Mixquiahuala and its outdoor mural gallery

The colony is an outdoor gallery where locals have agreed to have the walls of their homes painted by artists
Mixquiahuala and its outdoor mural gallery
Murals in the Morelos quarter, in Hidalgo – Photo: Valente Rosas/EL UNIVERSAL
Mixquiahuala, Hidalgo
Dinorath Mota
-A +A

The story of the Morelos quarter can be divided into two: before and after the murals. Until 2013, this rural community to the south of the state of Hidalgo went unnoticed by outsiders. It's dusty roads and gray houses were the evidence of the lack of economic and cultural development. After 2013, however, the streets of this community became the walls of the “world's largest outdoor mural gallery.”

This Morelos – not to be confused with the state Morelos – is located at 70 kilometers from Pachuca and its population of nearly 3,000 are mostly farmers and teachers.
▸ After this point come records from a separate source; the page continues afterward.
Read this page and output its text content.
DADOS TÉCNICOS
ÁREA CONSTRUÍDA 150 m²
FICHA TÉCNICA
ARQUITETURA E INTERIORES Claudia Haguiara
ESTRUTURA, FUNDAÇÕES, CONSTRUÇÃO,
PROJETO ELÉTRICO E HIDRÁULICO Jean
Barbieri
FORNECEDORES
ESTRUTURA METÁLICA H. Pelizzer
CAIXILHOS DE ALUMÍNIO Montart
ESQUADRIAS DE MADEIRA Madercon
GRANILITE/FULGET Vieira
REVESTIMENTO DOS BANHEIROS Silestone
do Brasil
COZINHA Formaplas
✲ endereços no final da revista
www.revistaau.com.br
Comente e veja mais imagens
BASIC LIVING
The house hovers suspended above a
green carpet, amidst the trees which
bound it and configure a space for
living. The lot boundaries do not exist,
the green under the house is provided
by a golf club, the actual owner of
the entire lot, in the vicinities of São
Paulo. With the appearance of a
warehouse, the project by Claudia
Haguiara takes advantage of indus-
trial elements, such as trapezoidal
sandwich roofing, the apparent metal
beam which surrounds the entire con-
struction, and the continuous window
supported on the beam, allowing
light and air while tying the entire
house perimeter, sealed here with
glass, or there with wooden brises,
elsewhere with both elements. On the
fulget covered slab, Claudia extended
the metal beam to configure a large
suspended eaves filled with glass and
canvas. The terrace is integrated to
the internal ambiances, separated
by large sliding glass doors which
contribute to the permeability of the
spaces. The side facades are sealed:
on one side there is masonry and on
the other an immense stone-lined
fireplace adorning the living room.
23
There are only basic and secondary education schools here.

A paved road surrounded by agricultural lands leads to the Morelos quarter; at the center, there is a small garden with a kiosk and the Town Hall offices, in whose paintings you can find depicted the story of this town.

(Photo: Valente Rosas/EL UNIVERSAL)

Morelos is part of the Municipality of Mixiquiahuala, ruled by the Labor Party (PT) and before the murals, it was nothing of note.

The mural project was conceived by Jesús Rodríguez, a master in Visual Arts and professor at the School of Arts of the Autonomous University of Hidalgo. This project is the only of its kind in Mexico. While there are large murals in Monterrey, in the Morelos quarter “muralism emulates in its Pre-Hispanic and popular conception the art of José Clemente Orozco. David Alfaro Siqueiros, and Diego Rivera.”

While Rodríguez had initially planned to bring the project to a nearby community, he met José Ventura, then the local delegate of the Ministry of Public Education, and convinced him to change locations.

The first step in the project; however, was to win over the locals. But as soon as the murals progressed – painted mostly by foreign artists – several townspeople gave in and began to paint their house walls and facades white, applying a coat of sealant and a vinyl base. The cost of this was covered by the house owners and the cultural group La Fortaleza, led by Ventura.

Neither the local or state government contributed.

(Photo: Valente Rosas/EL UNIVERSAL)

And so, 140 artists from over 22 countries – such as Argentina, Brazil, France, Spain, United States, and Portugal – have arrived since in Morelos to agree on a mural design with the house owners. Thus far, 161 murals have been born this way.

Among the most renowned painters to have come to this community are Wilson Zambrano, twice winner of the painting award in Bolivia, and Argentinian Kike Yorg, whose works have sold for as high as one million dollars but here, his legacy was “for the love of art.”